Although an outlier, Kozelek is by no means alone in championing the confessional tradition; Sharon Van Etten’s Are We There (also 2014) is no less trusting in music’s potential for honesty and authenticity. She is more sparing with detail than Kozelek; her songs rarely give a sense of time or place, but remain distinctly personal. As she deals with troubled relationships and self-doubt, her introspection registers itself in a series of startling images. Her music is so unrelenting in its introspection and self-laceration (“break my legs so I won't walk to you, cut my tongue so I can't talk to you”), that questions of performance or dishonesty fall by the wayside.
Broadly speaking, Kozelek and Van Etten are working in a singer-songwriter tradition, but it would be a mistake to assume that the confessional mode is genre-specific. In rap music, for instance, authenticity is a value that remains of central importance. Kendrick Lamar’s good kid, m.A.A.d city (2012) would be an obvious point of reference here. A personal chronicle about growing up in Compton, the album finds Kendrick as a young man riding “four deep in a white Toyota, a quarter tank of gas, one pistol, and orange soda,” and follows him as he deals candidly with the pressures of parents, gangs, and substance abuse.
Nor are lyrics the only means through which an artist can be confessional. Take Margaret Chardiet’s industrial-noise project Pharmakon. In 2013, Chardiet underwent surgery following the collapse of an internal organ. Out of this experience emerged Bestial Burden (2014), an album which begins with a burst of coruscating noise, and the sound of rapid hyperventilation. The lyricism is sparing, but the album is undeniably confessional; Chardiet uses noise to talk about the experience of illness, to convey the fragility of the human body and the fear which that engenders.

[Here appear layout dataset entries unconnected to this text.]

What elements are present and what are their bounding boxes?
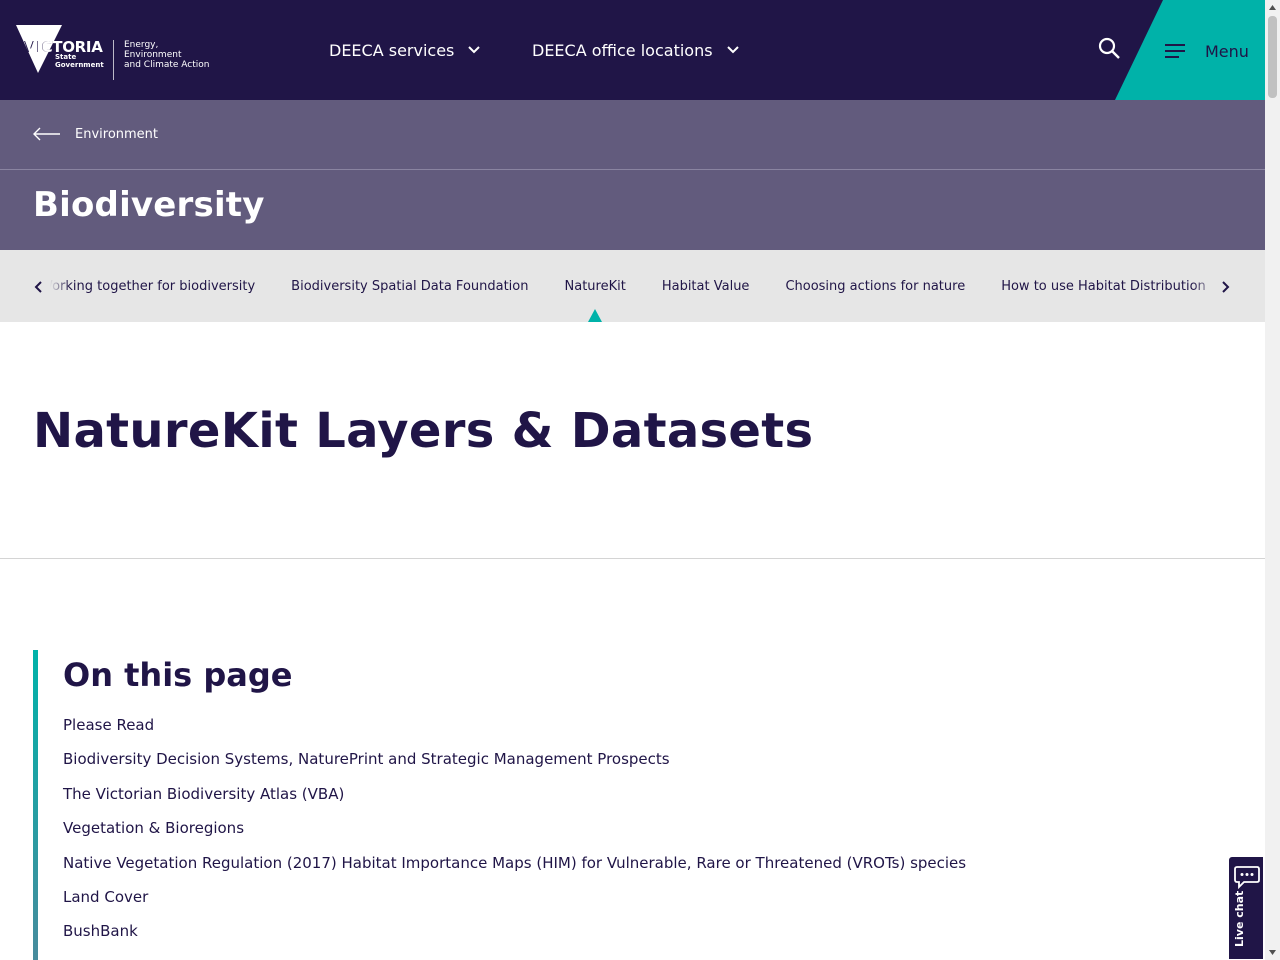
chat-bubble-icon: [1234, 866, 1260, 889]
logo-state-text: State Government: [55, 53, 104, 69]
breadcrumb-label: Environment: [75, 126, 159, 142]
toc-title: On this page: [63, 656, 293, 694]
breadcrumb-back-link[interactable]: Environment: [33, 124, 158, 144]
subnav-item-habitat-distribution[interactable]: How to use Habitat Distribution: [1001, 250, 1206, 322]
toc-link-please-read[interactable]: Please Read: [63, 716, 966, 750]
toc-list: Please Read Biodiversity Decision System…: [63, 716, 966, 957]
logo-state-line: Government: [55, 60, 104, 69]
scroll-down-arrow-icon[interactable]: [1268, 948, 1277, 957]
chevron-down-icon: [726, 44, 739, 56]
section-banner: [0, 100, 1265, 250]
subnav-viewport: Working together for biodiversity Biodiv…: [50, 250, 1218, 322]
subnav-item-spatial-data-foundation[interactable]: Biodiversity Spatial Data Foundation: [291, 250, 528, 322]
logo-dept-line: Energy,: [124, 40, 159, 50]
chevron-down-icon: [468, 44, 481, 56]
toc-accent-bar: [33, 650, 38, 960]
on-this-page-nav: On this page Please Read Biodiversity De…: [33, 650, 1033, 960]
page: VICTORIA VICTORIA State Government Energ…: [0, 0, 1265, 960]
toc-link-vba[interactable]: The Victorian Biodiversity Atlas (VBA): [63, 785, 966, 819]
chevron-right-icon: [1222, 281, 1230, 293]
subnav-scroll-right-button[interactable]: [1218, 278, 1234, 296]
subnav-fade-right: [1192, 250, 1218, 322]
subnav-fade-left: [50, 250, 70, 322]
nav-label: DEECA services: [329, 40, 455, 60]
chevron-left-icon: [34, 281, 42, 293]
nav-label: DEECA office locations: [532, 40, 713, 60]
section-subnav: Working together for biodiversity Biodiv…: [0, 250, 1265, 322]
toc-link-land-cover[interactable]: Land Cover: [63, 888, 966, 922]
live-chat-label: Live chat: [1233, 890, 1246, 947]
scrollbar-thumb[interactable]: [1268, 16, 1277, 98]
toc-link-vegetation-bioregions[interactable]: Vegetation & Bioregions: [63, 819, 966, 853]
toc-link-him-vrots[interactable]: Native Vegetation Regulation (2017) Habi…: [63, 854, 966, 888]
toc-link-decision-systems[interactable]: Biodiversity Decision Systems, NaturePri…: [63, 750, 966, 784]
site-header: VICTORIA VICTORIA State Government Energ…: [0, 0, 1265, 100]
subnav-item-naturekit[interactable]: NatureKit: [565, 250, 626, 322]
nav-deeca-office-locations[interactable]: DEECA office locations: [532, 38, 739, 62]
logo-dept-line: Environment: [124, 50, 182, 60]
page-title: NatureKit Layers & Datasets: [33, 403, 814, 459]
hamburger-icon: [1165, 44, 1185, 58]
subnav-item-choosing-actions[interactable]: Choosing actions for nature: [785, 250, 965, 322]
menu-button[interactable]: Menu: [1165, 38, 1249, 64]
toc-link-bushbank[interactable]: BushBank: [63, 922, 966, 956]
logo-dept-line: and Climate Action: [124, 60, 210, 70]
scroll-up-arrow-icon[interactable]: [1268, 3, 1277, 12]
content-divider: [0, 558, 1265, 559]
logo-department-text: Energy, Environment and Climate Action: [124, 40, 224, 70]
subnav-scroll-left-button[interactable]: [30, 278, 46, 296]
arrow-left-icon: [33, 127, 60, 141]
nav-deeca-services[interactable]: DEECA services: [329, 38, 481, 62]
victoria-government-logo[interactable]: VICTORIA VICTORIA State Government Energ…: [16, 25, 216, 80]
menu-area: Menu: [1115, 0, 1265, 100]
subnav-item-habitat-value[interactable]: Habitat Value: [662, 250, 750, 322]
page-scrollbar[interactable]: [1265, 0, 1280, 960]
breadcrumb-divider: [0, 169, 1265, 170]
menu-label: Menu: [1205, 41, 1249, 61]
logo-divider: [113, 40, 114, 80]
subnav-track: Working together for biodiversity Biodiv…: [50, 250, 1218, 322]
subnav-item-working-together[interactable]: Working together for biodiversity: [50, 250, 255, 322]
live-chat-button[interactable]: Live chat: [1228, 856, 1264, 960]
section-title: Biodiversity: [33, 185, 265, 225]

The confessional mode exists in the shadow of scepticism, but remains alive and well. Perhaps it even grows better in the shade; the more doubt that is cast on a musician’s ability to communicate honestly, the more they protest against it, risking (and gaining) more in the name of authenticity. Ultimately, we may never be sure of an artist’s honesty; we have to take it on trust. But surely this is part of what music can do; it allows us to trust in -and relate to- what we are hearing.